Selasa, 29 Mei 2012

MENUNJUKKAN KARAKTER BANGSA

(Jajang Suhendi, Cikedal-Pandeglang)

Mana buktinya orang yang telah bercirikan karakter bangsa pada saat-saat ini? Aku belum mampu menunjukkan karakter bangsa yang memadai walaupun aku bekerja sudah mencapai tigapuluhtahunan. Ada beberapa hal yang menyebabkan aku lemah dalam karakter. Di antaranya, aku terbiasa hidup dengan orang-orang yang tidak berkarakter bangsa. Misalnya, aku dan keluarga dalam berbicara dengan bahasa yang kasar, setiap pagi belum semua berlaku sopan santun, bersalaman dengan istri ketika akan pergi dan setelah dating dari pekerjaan. Mungkin hal tersebut masih belum terbiasa.

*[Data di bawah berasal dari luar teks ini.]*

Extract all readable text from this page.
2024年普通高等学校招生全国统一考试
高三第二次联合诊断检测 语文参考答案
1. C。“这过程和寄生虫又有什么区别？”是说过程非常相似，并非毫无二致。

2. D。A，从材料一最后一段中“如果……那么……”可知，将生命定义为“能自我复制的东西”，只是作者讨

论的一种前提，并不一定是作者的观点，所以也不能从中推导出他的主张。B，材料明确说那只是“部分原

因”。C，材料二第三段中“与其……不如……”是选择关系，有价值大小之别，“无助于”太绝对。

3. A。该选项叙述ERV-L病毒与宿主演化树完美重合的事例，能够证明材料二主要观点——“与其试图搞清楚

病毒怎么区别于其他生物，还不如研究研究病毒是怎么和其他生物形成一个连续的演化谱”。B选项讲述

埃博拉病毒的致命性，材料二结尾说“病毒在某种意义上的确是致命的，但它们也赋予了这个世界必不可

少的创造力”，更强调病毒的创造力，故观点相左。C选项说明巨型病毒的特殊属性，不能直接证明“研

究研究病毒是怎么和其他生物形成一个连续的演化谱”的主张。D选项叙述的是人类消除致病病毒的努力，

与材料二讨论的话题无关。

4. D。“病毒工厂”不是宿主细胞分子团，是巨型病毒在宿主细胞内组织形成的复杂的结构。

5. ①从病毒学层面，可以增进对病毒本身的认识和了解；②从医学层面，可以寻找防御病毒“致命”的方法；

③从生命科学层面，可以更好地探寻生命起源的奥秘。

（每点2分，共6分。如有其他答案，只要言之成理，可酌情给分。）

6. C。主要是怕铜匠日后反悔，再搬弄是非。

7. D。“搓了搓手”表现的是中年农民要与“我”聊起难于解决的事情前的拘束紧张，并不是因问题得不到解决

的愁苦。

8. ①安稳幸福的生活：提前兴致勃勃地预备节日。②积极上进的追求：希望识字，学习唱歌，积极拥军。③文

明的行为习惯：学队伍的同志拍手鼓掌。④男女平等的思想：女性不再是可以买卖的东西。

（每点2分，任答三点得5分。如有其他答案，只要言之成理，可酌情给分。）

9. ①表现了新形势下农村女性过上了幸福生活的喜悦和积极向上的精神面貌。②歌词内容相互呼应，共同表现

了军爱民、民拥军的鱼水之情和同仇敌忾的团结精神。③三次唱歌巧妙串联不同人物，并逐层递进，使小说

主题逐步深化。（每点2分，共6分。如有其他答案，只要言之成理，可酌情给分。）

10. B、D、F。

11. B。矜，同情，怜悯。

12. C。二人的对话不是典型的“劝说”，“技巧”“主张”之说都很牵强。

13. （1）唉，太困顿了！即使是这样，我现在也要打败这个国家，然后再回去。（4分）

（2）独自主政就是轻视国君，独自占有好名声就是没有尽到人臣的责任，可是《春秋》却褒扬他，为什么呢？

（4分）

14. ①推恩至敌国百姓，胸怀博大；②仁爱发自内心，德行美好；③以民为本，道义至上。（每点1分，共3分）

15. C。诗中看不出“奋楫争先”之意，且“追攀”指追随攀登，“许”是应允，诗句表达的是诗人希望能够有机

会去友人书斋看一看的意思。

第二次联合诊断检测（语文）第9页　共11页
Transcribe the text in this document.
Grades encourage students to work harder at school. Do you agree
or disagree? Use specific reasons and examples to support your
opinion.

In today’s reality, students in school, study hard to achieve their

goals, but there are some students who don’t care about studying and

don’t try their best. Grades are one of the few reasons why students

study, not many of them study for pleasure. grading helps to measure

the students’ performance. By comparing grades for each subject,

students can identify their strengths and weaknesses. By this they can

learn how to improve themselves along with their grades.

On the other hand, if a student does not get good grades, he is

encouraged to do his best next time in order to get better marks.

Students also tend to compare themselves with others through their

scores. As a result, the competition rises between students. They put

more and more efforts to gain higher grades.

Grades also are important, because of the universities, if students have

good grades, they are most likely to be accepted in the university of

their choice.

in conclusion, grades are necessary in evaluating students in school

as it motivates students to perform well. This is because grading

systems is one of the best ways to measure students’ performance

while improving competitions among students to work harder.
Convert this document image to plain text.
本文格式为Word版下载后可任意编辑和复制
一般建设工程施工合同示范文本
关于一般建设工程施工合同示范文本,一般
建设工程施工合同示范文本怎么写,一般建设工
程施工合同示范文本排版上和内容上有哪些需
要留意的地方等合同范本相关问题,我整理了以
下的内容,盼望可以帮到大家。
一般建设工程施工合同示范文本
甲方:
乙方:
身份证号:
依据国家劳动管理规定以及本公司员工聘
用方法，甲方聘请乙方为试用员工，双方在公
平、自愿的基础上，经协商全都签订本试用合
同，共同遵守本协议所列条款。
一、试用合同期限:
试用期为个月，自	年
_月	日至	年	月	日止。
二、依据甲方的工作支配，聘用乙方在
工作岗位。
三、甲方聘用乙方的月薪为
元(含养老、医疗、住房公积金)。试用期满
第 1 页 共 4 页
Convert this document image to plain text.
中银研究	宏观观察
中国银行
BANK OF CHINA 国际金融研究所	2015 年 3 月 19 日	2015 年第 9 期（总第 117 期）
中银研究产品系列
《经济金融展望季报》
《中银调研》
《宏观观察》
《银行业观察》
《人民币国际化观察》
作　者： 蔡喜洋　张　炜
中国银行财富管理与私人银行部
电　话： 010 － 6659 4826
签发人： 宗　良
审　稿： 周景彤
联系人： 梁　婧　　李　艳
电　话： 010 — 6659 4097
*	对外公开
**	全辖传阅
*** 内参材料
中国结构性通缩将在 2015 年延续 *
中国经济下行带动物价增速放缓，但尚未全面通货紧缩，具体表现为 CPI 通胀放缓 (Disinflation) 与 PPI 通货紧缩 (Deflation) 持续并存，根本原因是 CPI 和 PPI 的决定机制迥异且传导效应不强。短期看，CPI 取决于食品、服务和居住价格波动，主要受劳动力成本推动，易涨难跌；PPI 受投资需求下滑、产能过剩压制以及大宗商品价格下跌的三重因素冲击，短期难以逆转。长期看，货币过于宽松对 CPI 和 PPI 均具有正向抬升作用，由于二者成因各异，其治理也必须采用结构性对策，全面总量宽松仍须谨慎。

Namun aku dengan anak yang kedua dan ketiga sudah membiasakannya terutama anak yang bungsu sangat komitmen dalam menerapkan karakter sopan-santun. Belum menjadi teladan bagi istri mungkin sudah menjadi tradisi sejak kecil yang terbawa-bawa melekat dalam kepribadiannya. Apalagi masih ada yang lemah dalam diriku menurut pandangannya. Biarlah sudah penilaian yang pada dirinya untuk aku. Aku lebih baik hidup berdasarkan realitas atau kenyataan sebenar-benarnya dalam bertingkah laku.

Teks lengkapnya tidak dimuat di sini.